Swedish Jokes / Recent Jokes

Two norwegians were telling swedish jokes. "Do you know how to save a swede from drowning?" the one said. "No," his friend said after a little while. The first norwegian grinned, "Oh, That`s good."

There were these two swedish twins who looked so incredibly alike, that sometimes they borrowed money from each other without the other really knowing about it.

A swedish road-worker was hired to paint the line that goes down the center of the road. The first day he managed to paint 2 kilometers, and his boss was very pleased. The next day he only painted 200 meters, but his boss thought that he`d probably started off too hard on the first day. But on the third day he was only able to paint 20 meters.
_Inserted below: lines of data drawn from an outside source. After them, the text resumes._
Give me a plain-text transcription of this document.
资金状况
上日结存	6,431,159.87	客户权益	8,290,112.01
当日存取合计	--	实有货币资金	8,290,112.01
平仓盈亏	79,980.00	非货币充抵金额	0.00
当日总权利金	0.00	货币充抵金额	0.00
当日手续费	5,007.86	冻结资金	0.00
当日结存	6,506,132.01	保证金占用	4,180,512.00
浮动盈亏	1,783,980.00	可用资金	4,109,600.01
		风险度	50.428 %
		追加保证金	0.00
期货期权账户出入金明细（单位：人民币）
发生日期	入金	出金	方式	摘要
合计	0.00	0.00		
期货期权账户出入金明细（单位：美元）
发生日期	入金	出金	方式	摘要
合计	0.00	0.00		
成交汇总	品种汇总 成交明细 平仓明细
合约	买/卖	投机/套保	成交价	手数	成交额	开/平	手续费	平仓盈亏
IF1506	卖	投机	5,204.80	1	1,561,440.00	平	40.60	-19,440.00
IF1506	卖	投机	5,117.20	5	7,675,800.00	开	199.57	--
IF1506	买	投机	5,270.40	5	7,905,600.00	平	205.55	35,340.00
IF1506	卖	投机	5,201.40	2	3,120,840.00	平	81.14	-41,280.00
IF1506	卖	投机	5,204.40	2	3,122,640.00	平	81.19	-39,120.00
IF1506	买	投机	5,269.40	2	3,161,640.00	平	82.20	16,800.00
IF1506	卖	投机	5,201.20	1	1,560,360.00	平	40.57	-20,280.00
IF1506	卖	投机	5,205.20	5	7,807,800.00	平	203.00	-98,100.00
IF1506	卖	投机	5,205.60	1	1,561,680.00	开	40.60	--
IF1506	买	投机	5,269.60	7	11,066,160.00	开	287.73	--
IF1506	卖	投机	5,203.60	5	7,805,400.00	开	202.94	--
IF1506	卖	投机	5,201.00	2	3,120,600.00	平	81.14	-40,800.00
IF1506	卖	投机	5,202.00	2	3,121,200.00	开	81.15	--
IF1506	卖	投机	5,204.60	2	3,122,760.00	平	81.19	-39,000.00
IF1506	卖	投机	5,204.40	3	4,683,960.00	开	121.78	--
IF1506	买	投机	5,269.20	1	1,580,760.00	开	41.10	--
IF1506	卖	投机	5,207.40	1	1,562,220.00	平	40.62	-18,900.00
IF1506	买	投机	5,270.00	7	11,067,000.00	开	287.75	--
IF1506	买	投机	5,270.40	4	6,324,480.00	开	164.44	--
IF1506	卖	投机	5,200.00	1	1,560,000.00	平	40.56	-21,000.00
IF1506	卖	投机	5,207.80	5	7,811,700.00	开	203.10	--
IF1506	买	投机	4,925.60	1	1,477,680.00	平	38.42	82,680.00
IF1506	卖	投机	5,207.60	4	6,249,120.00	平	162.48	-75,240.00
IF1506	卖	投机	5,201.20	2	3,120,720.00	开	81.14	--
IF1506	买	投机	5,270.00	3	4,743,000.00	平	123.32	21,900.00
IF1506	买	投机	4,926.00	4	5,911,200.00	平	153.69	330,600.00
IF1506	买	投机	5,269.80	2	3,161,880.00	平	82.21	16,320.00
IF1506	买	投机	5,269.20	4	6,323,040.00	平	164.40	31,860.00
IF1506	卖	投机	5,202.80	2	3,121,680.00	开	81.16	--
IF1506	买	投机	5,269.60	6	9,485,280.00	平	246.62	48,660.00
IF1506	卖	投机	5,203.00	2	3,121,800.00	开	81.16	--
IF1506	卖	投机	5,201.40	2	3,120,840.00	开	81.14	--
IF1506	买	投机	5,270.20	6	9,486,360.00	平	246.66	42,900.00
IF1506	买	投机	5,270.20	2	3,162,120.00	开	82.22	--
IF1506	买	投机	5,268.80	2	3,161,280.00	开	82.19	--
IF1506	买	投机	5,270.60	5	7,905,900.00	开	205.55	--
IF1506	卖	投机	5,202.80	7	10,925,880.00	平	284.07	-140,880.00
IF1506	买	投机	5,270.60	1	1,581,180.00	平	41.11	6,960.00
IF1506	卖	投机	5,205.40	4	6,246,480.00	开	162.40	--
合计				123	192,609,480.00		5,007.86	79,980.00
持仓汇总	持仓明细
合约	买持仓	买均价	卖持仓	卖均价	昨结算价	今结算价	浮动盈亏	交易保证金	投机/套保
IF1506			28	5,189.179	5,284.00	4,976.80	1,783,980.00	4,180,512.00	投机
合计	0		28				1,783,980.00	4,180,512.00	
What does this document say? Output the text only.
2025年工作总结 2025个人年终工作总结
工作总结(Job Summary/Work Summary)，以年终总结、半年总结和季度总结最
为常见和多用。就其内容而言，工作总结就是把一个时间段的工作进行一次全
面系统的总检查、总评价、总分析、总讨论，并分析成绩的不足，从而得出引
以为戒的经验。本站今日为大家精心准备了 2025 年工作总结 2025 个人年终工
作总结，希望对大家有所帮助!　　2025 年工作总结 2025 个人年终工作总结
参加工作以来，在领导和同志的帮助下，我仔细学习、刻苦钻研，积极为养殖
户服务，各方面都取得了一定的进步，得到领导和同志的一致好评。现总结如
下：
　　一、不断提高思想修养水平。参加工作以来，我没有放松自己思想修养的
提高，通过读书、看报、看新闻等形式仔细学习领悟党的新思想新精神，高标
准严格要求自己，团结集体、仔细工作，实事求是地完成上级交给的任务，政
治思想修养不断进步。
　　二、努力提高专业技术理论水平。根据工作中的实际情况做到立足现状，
The boss called him into the office and demanded an explanation. "Well, you see it`s getting so darn far to walk all the way to the paint bucket," the swede explained.
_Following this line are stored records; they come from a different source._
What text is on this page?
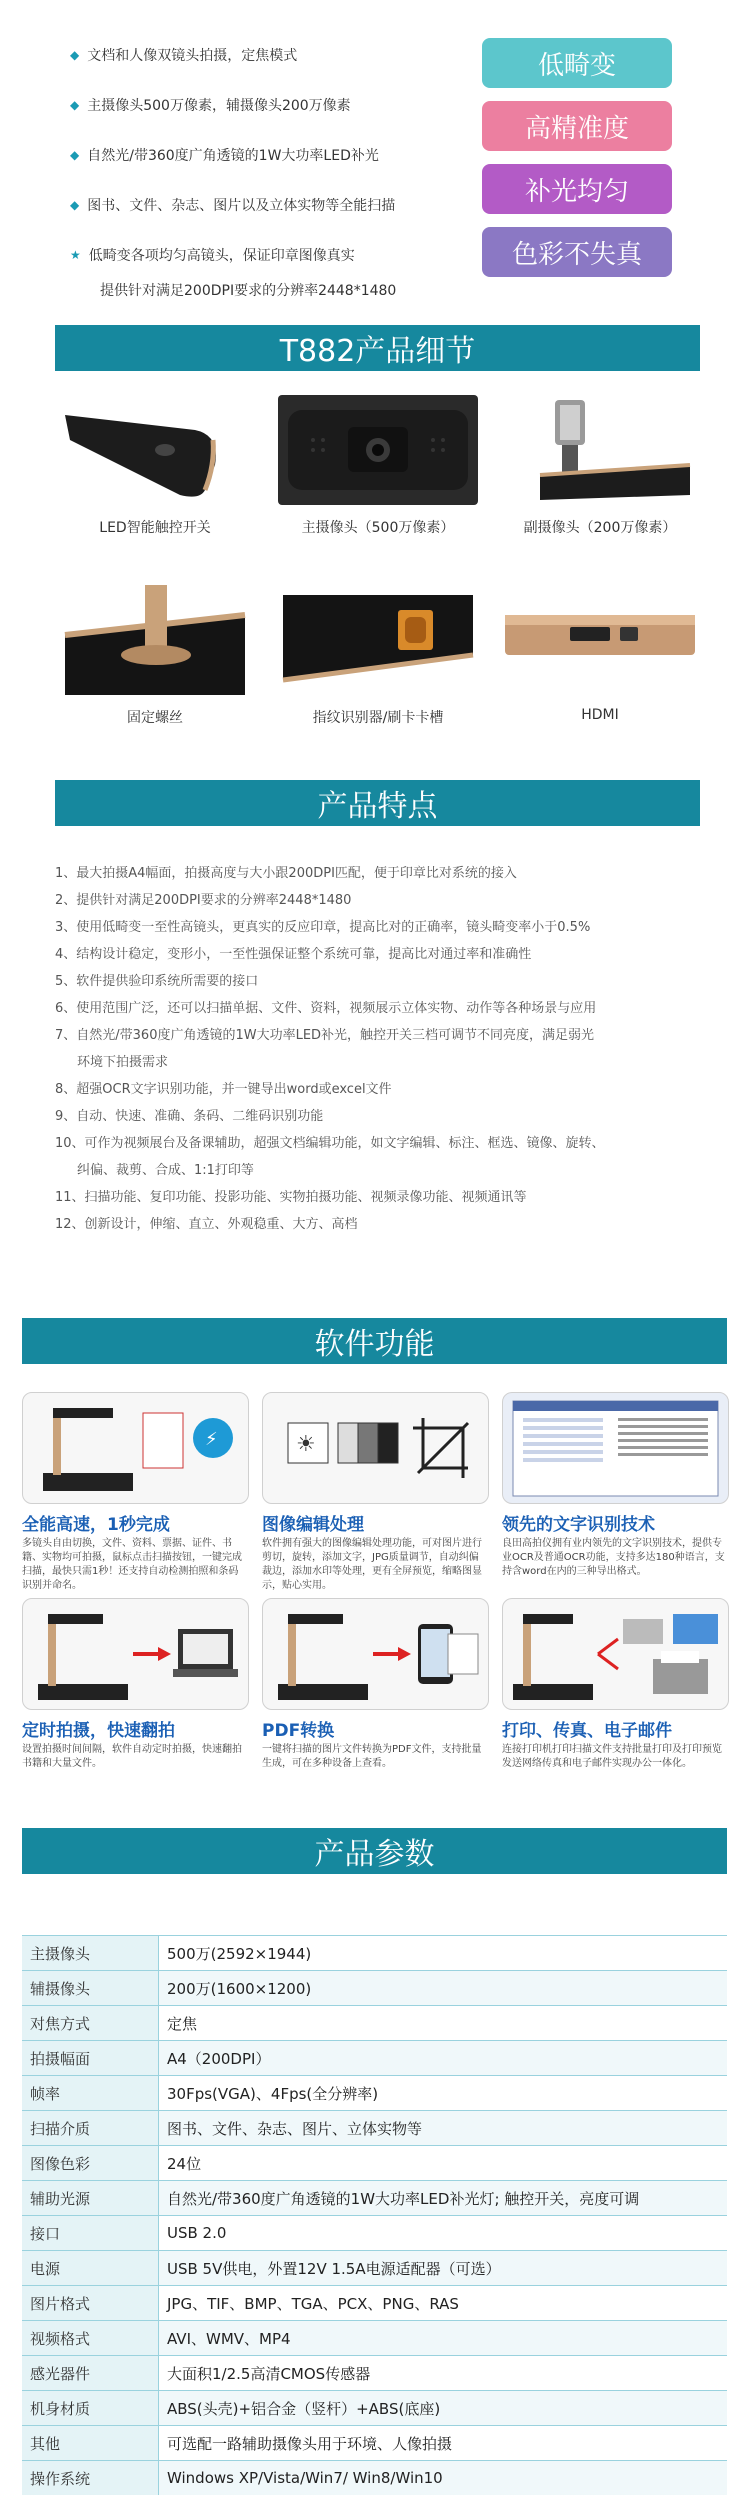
◆ 文档和人像双镜头拍摄，定焦模式
◆ 主摄像头500万像素，辅摄像头200万像素
◆ 自然光/带360度广角透镜的1W大功率LED补光
◆ 图书、文件、杂志、图片以及立体实物等全能扫描
★ 低畸变各项均匀高镜头，保证印章图像真实
提供针对满足200DPI要求的分辨率2448*1480
低畸变
高精准度
补光均匀
色彩不失真
T882产品细节
LED智能触控开关	主摄像头（500万像素）	副摄像头（200万像素）
固定螺丝	指纹识别器/刷卡卡槽	HDMI
产品特点
1、最大拍摄A4幅面，拍摄高度与大小跟200DPI匹配，便于印章比对系统的接入
2、提供针对满足200DPI要求的分辨率2448*1480
3、使用低畸变一至性高镜头，更真实的反应印章，提高比对的正确率，镜头畸变率小于0.5%
4、结构设计稳定，变形小，一至性强保证整个系统可靠，提高比对通过率和准确性
5、软件提供验印系统所需要的接口
6、使用范围广泛，还可以扫描单据、文件、资料，视频展示立体实物、动作等各种场景与应用
7、自然光/带360度广角透镜的1W大功率LED补光，触控开关三档可调节不同亮度，满足弱光
环境下拍摄需求
8、超强OCR文字识别功能，并一键导出word或excel文件
9、自动、快速、准确、条码、二维码识别功能
10、可作为视频展台及备课辅助，超强文档编辑功能，如文字编辑、标注、框选、镜像、旋转、
纠偏、裁剪、合成、1:1打印等
11、扫描功能、复印功能、投影功能、实物拍摄功能、视频录像功能、视频通讯等
12、创新设计，伸缩、直立、外观稳重、大方、高档
软件功能
⚡
全能高速，1秒完成
多镜头自由切换，文件、资料、票据、证件、书籍、实物均可拍摄，鼠标点击扫描按钮，一键完成扫描，最快只需1秒！还支持自动检测拍照和条码识别并命名。
☀
图像编辑处理
软件拥有强大的图像编辑处理功能，可对图片进行剪切，旋转，添加文字，JPG质量调节，自动纠偏裁边，添加水印等处理，更有全屏预览，缩略图显示，贴心实用。
领先的文字识别技术
良田高拍仪拥有业内领先的文字识别技术，提供专业OCR及普通OCR功能，支持多达180种语言，支持含word在内的三种导出格式。
定时拍摄，快速翻拍
设置拍摄时间间隔，软件自动定时拍摄，快速翻拍书籍和大量文件。
PDF转换
一键将扫描的图片文件转换为PDF文件，支持批量生成，可在多种设备上查看。
打印、传真、电子邮件
连接打印机打印扫描文件支持批量打印及打印预览发送网络传真和电子邮件实现办公一体化。
产品参数
主摄像头	500万(2592×1944)
辅摄像头	200万(1600×1200)
对焦方式	定焦
拍摄幅面	A4（200DPI）
帧率	30Fps(VGA)、4Fps(全分辨率)
扫描介质	图书、文件、杂志、图片、立体实物等
图像色彩	24位
辅助光源	自然光/带360度广角透镜的1W大功率LED补光灯; 触控开关，亮度可调
接口	USB 2.0
电源	USB 5V供电，外置12V 1.5A电源适配器（可选）
图片格式	JPG、TIF、BMP、TGA、PCX、PNG、RAS
视频格式	AVI、WMV、MP4
感光器件	大面积1/2.5高清CMOS传感器
机身材质	ABS(头壳)+铝合金（竖杆）+ABS(底座)
其他	可选配一路辅助摄像头用于环境、人像拍摄
操作系统	Windows XP/Vista/Win7/ Win8/Win10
Q: What is the similarity between drinking a Cola and a swede`s laugh? A: You can`t beat the feeling.

Q: What are beautiful women in Sweden called? A: Tourists.

A swede was travelling on the night-train, but he couldn`t find his seat. The conductor asked him if he could approximately remember where it was. "No," the swede said, "all I can remember is that there was a river outside of it."

Q: What is the penalty for suicide in Sweden? A: Life in prison.